# Keaton Beach/Steinhatchee?



## cableguychris (Jun 1, 2015)

anybody been down to the flats around keaton lately? i hear the fishing has been tough this spring. i was wondering if it has picked up any. Really got the itch to go,just dont want to waste my time


----------



## Coreypnich (Jun 1, 2015)

I fished out of Keaton Saturday and managed a few short trout and missed a nice red. On Sunday, we fished out of steinhatchee and limited out on trout but didn't do anything with the reds. Its been tough this spring but maybe its turning around!


----------



## glumpkin (Jun 4, 2015)

Just got back from Keaton last night, and fishing around Keaton was not very good. Made the trip down to Steinhatchee (little bank/9 mile sand bar area) and caught large number of trout, but only a few keepers. Most were between 13 and 15 inch.


----------



## bhdawgs (Jun 4, 2015)

My Dad just got back yesterday from Steinhatchee fished Tuesday and Wednesday morning... caught three keeper trout and a multitude of shorts.    

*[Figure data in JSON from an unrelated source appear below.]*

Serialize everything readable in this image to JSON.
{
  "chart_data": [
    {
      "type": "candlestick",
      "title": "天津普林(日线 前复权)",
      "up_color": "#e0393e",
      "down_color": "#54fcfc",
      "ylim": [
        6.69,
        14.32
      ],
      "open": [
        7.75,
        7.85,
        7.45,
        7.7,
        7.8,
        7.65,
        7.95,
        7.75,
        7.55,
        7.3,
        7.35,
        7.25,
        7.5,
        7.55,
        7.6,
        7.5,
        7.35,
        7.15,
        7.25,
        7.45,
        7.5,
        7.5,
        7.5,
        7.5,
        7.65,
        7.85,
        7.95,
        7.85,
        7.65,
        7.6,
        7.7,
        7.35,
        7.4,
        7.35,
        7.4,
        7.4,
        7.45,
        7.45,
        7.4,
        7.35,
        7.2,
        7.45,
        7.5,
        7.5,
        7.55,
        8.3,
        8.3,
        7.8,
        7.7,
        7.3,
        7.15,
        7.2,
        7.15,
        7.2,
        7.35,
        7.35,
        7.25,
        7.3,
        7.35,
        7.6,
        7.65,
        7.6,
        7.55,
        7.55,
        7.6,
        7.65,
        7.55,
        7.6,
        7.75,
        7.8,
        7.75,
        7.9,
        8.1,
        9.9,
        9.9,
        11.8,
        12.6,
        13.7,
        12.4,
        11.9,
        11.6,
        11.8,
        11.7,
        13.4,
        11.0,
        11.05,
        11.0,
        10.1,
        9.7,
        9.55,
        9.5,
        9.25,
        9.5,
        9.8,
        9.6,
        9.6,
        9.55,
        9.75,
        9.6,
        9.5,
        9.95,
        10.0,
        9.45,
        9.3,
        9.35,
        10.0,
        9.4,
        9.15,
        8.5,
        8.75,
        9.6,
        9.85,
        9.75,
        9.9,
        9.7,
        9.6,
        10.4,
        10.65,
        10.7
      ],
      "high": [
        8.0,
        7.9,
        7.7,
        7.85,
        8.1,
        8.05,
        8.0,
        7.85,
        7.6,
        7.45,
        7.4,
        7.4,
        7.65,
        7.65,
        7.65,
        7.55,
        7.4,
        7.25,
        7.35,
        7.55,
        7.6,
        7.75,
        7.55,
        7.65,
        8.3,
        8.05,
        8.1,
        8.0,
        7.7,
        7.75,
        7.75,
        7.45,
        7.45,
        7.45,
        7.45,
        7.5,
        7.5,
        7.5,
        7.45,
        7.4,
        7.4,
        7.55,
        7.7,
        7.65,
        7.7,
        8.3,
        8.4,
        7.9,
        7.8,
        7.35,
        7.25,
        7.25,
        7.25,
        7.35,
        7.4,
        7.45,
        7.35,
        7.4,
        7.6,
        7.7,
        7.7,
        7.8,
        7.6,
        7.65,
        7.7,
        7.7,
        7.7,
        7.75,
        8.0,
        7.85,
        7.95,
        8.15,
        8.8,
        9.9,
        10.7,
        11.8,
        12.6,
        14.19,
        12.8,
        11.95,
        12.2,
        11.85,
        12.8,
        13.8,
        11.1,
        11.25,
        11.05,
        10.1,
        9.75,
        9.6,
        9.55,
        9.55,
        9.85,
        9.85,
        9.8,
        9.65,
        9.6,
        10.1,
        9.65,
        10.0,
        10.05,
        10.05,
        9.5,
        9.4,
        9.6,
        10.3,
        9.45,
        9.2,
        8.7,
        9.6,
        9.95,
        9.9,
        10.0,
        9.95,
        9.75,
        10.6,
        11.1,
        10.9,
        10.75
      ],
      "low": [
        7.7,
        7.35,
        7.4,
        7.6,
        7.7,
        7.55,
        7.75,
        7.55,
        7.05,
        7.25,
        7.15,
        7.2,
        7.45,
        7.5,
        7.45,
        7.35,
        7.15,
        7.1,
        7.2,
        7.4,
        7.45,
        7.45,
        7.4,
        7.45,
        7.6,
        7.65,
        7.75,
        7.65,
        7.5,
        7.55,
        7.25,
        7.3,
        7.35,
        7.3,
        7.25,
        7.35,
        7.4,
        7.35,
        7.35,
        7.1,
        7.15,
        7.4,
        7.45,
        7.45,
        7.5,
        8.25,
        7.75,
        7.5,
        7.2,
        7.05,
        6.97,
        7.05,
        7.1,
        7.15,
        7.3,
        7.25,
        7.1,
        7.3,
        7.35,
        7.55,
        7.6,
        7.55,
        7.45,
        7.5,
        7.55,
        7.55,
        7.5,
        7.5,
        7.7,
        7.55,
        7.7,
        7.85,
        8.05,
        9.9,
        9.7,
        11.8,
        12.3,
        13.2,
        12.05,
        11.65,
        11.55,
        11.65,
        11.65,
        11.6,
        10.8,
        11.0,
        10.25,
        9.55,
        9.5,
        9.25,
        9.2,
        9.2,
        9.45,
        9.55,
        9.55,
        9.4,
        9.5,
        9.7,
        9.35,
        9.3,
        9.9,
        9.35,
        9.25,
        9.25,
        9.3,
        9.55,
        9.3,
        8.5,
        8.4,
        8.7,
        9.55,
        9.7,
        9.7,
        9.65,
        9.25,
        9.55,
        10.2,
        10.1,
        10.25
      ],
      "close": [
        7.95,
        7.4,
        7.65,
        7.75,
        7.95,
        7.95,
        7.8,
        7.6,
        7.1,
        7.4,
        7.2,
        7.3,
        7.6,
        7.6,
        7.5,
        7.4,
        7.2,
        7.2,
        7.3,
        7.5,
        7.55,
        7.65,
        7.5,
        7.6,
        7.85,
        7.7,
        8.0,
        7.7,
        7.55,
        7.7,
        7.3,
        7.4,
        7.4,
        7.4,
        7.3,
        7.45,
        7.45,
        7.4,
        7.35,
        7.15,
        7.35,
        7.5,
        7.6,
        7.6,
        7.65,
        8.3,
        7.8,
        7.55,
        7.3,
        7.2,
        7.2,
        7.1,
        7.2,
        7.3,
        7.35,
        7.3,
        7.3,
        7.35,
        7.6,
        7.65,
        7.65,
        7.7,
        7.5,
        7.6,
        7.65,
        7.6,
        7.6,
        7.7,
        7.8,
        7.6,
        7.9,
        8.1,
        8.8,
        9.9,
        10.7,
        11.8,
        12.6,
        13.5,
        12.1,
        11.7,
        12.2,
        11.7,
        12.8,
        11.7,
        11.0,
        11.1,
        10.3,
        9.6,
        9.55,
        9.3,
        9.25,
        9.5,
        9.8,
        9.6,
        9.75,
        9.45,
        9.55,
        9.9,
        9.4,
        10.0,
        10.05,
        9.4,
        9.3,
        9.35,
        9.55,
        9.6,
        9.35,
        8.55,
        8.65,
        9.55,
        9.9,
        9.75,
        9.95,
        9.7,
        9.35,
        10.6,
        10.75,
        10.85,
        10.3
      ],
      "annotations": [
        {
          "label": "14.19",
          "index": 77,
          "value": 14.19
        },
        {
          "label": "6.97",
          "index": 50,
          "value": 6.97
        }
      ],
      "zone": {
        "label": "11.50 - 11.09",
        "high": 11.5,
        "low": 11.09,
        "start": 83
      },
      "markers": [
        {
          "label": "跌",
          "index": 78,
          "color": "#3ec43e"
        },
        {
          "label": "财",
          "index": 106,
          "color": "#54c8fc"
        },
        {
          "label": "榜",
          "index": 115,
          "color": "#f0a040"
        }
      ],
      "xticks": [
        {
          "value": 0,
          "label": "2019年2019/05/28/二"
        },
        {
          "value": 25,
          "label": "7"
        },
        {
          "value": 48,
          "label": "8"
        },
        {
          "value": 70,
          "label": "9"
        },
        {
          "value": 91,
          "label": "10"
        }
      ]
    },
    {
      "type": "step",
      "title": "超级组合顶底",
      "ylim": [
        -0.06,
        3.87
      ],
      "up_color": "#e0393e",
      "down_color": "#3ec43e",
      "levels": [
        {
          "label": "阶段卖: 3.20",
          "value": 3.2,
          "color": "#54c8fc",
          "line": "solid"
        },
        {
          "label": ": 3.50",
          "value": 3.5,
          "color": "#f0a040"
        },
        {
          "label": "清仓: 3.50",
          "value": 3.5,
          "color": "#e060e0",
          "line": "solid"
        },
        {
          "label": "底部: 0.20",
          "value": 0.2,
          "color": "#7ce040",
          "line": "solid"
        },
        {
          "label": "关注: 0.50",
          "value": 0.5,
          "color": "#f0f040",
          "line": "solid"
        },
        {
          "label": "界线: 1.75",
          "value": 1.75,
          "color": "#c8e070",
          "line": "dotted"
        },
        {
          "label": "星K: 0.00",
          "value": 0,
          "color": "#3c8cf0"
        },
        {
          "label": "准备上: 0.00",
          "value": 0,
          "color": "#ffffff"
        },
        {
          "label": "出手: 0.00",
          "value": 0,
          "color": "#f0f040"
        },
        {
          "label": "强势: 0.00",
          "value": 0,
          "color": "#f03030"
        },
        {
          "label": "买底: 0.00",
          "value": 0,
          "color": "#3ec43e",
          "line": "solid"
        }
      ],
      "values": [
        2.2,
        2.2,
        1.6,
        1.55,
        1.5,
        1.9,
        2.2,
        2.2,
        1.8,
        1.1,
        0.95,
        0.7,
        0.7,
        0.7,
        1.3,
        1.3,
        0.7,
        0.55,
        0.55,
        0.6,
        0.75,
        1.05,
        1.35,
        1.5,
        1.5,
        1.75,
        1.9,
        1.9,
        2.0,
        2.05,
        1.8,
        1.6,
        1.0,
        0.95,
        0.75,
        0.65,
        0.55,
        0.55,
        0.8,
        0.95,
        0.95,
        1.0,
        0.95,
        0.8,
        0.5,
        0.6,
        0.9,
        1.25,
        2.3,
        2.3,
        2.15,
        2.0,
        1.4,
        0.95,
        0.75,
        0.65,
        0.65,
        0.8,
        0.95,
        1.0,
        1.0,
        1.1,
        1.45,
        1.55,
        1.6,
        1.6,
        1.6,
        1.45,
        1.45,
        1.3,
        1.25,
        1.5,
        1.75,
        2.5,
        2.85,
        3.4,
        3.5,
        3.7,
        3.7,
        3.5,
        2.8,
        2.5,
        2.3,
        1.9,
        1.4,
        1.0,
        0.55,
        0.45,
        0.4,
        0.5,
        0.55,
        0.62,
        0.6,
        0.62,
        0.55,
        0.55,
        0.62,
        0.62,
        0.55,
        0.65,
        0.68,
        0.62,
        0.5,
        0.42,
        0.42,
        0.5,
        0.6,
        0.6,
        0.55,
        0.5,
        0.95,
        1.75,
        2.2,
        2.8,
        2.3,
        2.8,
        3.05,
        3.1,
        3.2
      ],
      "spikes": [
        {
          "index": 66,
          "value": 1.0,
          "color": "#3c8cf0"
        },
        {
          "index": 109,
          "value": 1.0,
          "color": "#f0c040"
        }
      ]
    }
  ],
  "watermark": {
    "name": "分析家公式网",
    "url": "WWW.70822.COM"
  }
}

Fishing has been super tough this spring down there.


----------



## pottydoc (Jun 6, 2015)

My brother and his wife were there yesterday. Same thing as BDawgs folks. Very slow, just a few short trout, ladyfish, etc. for the first trip this spring/summer, he didn't get any reds, which have been the only thing saving trips for us so far. It hasn't been this tough in a long time. I don't feel sorry for him though, he's leaving for Venice La Monday morning for a week. I "suspect" they will,have a little better luck there.


----------



## cableguychris (Jun 8, 2015)

Thanks for the reports. Sounds like fishing from the Hatch and further south is better than Keaton, or at least is the lesser of the two evils. Not what I was hoping to hear


----------



## WinMag.300 (Jun 9, 2015)

*Fished there over the weekend*

between three of us we were two trout short of a full limit.  Probably had 20+ shorts, and 13 keepers with three fish at 20'', 21'', and 22''.


----------



## cableguychris (Jun 9, 2015)

@ WinMag.... what area were u fishing


----------



## WinMag.300 (Jun 9, 2015)

*...*

Just south of Dallas Creek.


----------



## cableguychris (Jun 9, 2015)

Thanks for the info.


----------



## cableguychris (Jun 9, 2015)

@ WinMag... did you catch them on the rise or fall of the tide?


----------



## Coreypnich (Jun 9, 2015)

Fished out of steinhatchee this past Saturday with my dad. We caught at least 40 short trout and only one keeper. Easily the most shorts I have caught in a trip without also catching a limit of keepers. On a side note, anybody got any advice for the reds? I have come up empty on them the past 2 trips.


----------



## pottydoc (Jun 9, 2015)

The trout have been slow all year for us, but we've been crushing the reds. Work the creek mouths and the bays outside them south of the river. We use gulps and twitch baits, usually mirrodines or mirro minnows


----------



## Coreypnich (Jun 9, 2015)

Thanks for the advice! ill give it a try


----------